Over 80 per cent of respondents have called upon the NSW Government to scrap its decision to handover the self-funded world-class registry which made $130 million in profit in 2015-16, to the hands of private corporations. A resoundingly minute 6 per cent of respondents back the controversial move.

Chasing a short term gain at the cost of long stable revenue seems synonymous with the government.” – Michael Green

According to the Institution of Surveyors NSW, the public’s unawareness of the issue is a reflection that the current system is efficient and meets the needs of the public. President of the Institution of Surveyors NSW, Michael Green, explained that the important role of LPI has gone unnoticed for good reason.

“When a statute works well and has an efficient framework, it falls away from the public spotlight and into the periphery,” Mr Green said. “In fact, the only time we are aware of the importance of the structures which hold our society together is when they stop functioning properly, when they fall into disarray or fail our needs.”

“In this same way, the land title asset framework was in the peripheral, and is now in the public spotlight. Not from failure or a lack of functionality, but rather because the NSW Government is trying to sell it, to make quick money.”

Be a good sport

Led by newly appointed NSW Premier, Gladys Berejiklian, the NSW Government plans to sell LPI under a 35-year contract for an estimated $2 billion which will be used to build and renovate two Sydney sporting stadiums. This research shows 84 percent of respondents believe this is not the right decision.

“Putting a fundamental public service up for sale to simply develop a sporting venue demonstrates how little respect the Government has to the rule of law.  Chasing a short term gain at the cost of long stable revenue seems synonymous with the government,” said Green.

Risky business

The poll found that majority of respondents listed the risk of error and fraud with land titles information (36%) as the top reason for concern associated with privatisation. This is followed by knowledge of personal information in the hands of private corporations (28%) and hike in housing prices (24%).

Unlike other arms of government that fall under scrutiny, the land title registry is the widely unknown backbone of one of the most important areas of life, land ownership. The registry is both comprehensive and effective in making sure that ‘what you buy is what you get’ when it comes to selling or buying property in NSW.

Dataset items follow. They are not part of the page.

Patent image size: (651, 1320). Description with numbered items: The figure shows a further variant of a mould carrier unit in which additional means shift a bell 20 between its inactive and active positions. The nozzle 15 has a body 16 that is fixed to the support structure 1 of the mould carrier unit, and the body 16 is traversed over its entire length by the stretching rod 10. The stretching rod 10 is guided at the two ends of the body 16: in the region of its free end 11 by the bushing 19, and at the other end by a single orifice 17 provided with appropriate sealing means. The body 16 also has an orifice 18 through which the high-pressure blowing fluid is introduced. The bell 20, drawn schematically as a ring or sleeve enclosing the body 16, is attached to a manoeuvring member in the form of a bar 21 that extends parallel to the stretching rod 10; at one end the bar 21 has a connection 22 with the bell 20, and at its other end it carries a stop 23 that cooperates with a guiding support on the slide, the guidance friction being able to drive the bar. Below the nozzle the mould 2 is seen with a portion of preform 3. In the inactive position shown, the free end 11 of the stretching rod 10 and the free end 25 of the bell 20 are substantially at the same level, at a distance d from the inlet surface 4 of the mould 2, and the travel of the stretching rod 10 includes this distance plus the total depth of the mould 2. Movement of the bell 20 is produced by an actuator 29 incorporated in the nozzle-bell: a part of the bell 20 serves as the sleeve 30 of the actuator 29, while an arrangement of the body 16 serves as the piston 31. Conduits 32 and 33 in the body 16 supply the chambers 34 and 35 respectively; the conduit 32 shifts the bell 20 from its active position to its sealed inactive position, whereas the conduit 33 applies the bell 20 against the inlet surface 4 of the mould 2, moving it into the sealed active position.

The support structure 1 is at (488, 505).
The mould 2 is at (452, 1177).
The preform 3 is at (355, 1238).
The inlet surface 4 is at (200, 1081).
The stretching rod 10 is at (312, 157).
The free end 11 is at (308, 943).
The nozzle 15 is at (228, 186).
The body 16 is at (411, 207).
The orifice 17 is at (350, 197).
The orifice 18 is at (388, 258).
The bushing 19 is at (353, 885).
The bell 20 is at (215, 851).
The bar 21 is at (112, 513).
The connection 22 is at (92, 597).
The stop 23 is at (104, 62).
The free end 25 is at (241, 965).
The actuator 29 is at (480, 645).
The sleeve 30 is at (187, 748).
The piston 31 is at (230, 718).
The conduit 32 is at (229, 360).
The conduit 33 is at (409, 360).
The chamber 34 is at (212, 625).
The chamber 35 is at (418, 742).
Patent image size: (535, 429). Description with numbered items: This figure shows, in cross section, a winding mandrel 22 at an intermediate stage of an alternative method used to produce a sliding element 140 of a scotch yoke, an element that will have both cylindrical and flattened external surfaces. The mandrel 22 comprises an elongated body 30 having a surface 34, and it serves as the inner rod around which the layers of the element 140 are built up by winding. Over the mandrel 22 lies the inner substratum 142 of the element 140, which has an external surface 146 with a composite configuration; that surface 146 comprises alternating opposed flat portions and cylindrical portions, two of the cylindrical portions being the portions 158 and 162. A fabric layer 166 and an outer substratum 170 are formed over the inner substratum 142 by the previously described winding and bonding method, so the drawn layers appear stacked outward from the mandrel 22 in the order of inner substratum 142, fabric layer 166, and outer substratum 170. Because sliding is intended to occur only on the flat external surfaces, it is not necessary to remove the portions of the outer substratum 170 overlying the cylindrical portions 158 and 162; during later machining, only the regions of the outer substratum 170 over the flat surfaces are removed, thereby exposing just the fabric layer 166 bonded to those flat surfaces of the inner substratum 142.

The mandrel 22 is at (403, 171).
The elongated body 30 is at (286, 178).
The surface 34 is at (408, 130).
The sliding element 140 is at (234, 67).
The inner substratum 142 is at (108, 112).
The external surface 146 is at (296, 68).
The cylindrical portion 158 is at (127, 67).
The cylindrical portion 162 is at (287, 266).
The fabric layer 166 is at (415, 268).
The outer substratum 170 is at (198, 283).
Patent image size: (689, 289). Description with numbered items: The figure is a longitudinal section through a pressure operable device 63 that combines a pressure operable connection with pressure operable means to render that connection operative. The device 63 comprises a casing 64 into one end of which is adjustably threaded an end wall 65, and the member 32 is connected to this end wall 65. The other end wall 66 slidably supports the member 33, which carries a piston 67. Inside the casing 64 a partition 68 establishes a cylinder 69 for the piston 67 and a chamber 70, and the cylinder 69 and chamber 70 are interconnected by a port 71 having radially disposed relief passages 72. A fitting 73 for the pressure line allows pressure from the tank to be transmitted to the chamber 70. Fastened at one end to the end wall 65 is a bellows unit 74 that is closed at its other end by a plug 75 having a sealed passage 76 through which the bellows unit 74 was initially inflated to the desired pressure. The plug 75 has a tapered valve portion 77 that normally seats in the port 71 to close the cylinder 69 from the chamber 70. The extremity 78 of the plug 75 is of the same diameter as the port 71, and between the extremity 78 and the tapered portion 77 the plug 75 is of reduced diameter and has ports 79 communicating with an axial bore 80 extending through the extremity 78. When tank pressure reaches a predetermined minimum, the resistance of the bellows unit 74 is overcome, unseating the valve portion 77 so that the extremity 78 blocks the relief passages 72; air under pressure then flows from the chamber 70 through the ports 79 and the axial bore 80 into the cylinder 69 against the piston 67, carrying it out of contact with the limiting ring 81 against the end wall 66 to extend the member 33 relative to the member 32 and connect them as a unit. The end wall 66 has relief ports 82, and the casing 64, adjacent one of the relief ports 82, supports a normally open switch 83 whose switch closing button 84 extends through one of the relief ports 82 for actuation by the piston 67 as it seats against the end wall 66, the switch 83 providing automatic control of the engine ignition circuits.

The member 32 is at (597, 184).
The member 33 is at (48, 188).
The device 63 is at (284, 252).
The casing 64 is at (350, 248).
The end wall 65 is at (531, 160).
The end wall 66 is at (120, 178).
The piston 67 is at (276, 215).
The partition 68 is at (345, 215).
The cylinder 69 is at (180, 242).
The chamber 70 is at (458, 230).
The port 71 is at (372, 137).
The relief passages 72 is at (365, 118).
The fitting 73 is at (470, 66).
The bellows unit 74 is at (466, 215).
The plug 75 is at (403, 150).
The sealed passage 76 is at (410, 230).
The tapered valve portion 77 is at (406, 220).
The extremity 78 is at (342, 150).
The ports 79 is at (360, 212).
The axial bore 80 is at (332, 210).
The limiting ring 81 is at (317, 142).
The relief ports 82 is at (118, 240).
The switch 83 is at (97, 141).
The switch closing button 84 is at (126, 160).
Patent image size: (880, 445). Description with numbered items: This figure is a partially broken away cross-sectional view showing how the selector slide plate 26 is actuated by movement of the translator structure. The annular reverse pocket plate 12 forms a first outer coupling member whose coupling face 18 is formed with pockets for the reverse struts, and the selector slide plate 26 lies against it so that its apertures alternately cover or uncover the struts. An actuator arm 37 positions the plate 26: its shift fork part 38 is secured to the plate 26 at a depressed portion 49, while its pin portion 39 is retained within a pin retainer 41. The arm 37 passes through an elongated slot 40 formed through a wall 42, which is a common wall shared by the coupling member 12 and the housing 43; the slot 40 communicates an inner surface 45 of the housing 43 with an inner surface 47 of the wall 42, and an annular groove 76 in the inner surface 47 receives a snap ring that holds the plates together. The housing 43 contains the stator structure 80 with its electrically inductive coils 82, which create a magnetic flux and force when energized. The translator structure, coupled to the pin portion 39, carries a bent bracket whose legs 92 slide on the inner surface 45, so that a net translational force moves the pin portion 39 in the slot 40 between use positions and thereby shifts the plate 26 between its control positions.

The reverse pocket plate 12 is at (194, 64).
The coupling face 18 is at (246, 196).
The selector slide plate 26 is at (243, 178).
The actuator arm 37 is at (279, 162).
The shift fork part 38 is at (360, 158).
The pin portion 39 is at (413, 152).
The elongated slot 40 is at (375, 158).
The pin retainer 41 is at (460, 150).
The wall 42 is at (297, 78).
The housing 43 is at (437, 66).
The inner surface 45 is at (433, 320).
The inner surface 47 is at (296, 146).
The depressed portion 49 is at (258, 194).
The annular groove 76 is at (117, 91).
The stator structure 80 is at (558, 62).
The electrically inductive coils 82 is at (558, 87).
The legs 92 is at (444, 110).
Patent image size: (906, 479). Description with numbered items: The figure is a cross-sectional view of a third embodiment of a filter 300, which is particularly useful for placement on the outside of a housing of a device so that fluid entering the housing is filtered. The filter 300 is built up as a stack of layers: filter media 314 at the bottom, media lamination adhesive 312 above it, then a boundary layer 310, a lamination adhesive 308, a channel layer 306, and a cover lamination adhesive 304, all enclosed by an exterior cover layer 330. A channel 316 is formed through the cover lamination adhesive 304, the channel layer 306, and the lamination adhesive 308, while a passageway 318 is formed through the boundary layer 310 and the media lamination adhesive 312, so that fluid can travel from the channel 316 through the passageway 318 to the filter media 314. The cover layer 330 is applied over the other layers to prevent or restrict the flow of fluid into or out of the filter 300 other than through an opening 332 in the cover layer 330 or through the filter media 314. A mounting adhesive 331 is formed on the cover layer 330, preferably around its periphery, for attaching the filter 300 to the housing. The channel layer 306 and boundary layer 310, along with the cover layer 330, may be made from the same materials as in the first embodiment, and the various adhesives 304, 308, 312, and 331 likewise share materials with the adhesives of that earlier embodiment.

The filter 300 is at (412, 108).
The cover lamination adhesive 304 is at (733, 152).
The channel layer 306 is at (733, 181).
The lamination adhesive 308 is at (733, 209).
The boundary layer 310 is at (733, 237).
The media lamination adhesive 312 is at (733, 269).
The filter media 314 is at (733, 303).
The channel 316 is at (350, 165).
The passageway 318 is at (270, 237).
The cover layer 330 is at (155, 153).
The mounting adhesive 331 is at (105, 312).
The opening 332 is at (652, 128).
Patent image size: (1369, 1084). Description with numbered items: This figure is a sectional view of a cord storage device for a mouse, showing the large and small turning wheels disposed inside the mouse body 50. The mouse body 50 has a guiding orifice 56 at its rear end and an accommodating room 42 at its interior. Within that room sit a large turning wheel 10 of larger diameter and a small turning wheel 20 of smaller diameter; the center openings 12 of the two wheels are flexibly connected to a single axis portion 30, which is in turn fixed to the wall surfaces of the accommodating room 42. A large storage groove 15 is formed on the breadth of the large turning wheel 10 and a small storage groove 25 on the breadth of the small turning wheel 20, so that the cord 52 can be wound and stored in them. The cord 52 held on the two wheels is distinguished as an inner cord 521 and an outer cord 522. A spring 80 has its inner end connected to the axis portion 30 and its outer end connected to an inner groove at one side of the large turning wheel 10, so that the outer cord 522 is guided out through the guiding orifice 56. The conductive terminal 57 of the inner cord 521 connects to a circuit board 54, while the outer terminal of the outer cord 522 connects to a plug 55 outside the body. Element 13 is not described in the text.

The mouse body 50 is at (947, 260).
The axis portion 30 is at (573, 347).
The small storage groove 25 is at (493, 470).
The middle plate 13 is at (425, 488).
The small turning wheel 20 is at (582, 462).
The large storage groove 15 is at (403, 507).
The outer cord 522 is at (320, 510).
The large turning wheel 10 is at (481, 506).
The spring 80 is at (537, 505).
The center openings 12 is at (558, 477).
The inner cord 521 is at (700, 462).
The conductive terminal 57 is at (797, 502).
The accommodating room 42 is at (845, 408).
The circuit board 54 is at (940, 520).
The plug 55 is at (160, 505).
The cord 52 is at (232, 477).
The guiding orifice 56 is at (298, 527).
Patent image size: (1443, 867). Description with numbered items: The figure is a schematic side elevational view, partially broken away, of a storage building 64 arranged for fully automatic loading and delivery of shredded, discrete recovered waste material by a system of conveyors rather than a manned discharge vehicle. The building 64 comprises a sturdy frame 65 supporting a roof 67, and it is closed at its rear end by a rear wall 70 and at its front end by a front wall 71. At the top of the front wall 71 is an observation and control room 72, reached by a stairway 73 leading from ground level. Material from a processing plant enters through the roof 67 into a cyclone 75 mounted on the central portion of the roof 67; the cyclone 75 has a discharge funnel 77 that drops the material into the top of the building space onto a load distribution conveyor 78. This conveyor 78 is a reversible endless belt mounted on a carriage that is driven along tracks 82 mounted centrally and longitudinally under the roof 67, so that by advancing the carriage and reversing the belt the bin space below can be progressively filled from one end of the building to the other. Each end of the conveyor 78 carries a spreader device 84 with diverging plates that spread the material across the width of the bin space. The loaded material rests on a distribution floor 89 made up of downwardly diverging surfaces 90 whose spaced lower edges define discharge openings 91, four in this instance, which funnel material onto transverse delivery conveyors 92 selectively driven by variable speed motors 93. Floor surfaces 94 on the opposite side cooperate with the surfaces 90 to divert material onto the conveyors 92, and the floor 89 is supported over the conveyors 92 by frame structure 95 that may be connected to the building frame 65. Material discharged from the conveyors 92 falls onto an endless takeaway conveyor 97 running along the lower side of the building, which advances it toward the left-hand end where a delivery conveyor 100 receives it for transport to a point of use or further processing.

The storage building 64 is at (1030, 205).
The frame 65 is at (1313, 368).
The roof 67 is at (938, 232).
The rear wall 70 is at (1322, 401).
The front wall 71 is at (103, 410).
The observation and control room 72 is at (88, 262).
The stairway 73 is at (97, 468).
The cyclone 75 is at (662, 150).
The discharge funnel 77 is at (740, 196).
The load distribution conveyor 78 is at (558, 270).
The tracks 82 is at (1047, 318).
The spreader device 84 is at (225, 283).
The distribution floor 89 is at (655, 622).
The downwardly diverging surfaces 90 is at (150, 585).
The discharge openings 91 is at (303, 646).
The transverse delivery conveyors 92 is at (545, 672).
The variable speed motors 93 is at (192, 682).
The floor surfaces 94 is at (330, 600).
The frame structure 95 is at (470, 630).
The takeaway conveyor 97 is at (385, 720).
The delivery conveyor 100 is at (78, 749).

“The system is effective and it is also profitable. Why then would we sell a self-funded entity, which until now, has been confidently and proficiently governing land registration? All because the NSW government wants to boost its funds,” said Mr Green.

Added housing pressure

As house prices across the state continue to rise and push home ownership out of reach for many, the NSW government is set to make it even tougher.

The move could see struggling homeowners and first time buyers pay an extra $900 to move home, buy land or change titles through increased fees from new private operators.

“With housing affordability among her three key priorities, alongside local infrastructure and a strong economy, we urge Premier Gladys Berejiklian to reconsider selling the land titles registry, an asset that underpins our Australian economy. This short term opportunism in exchange for long term stability will come at the expense of Australians.”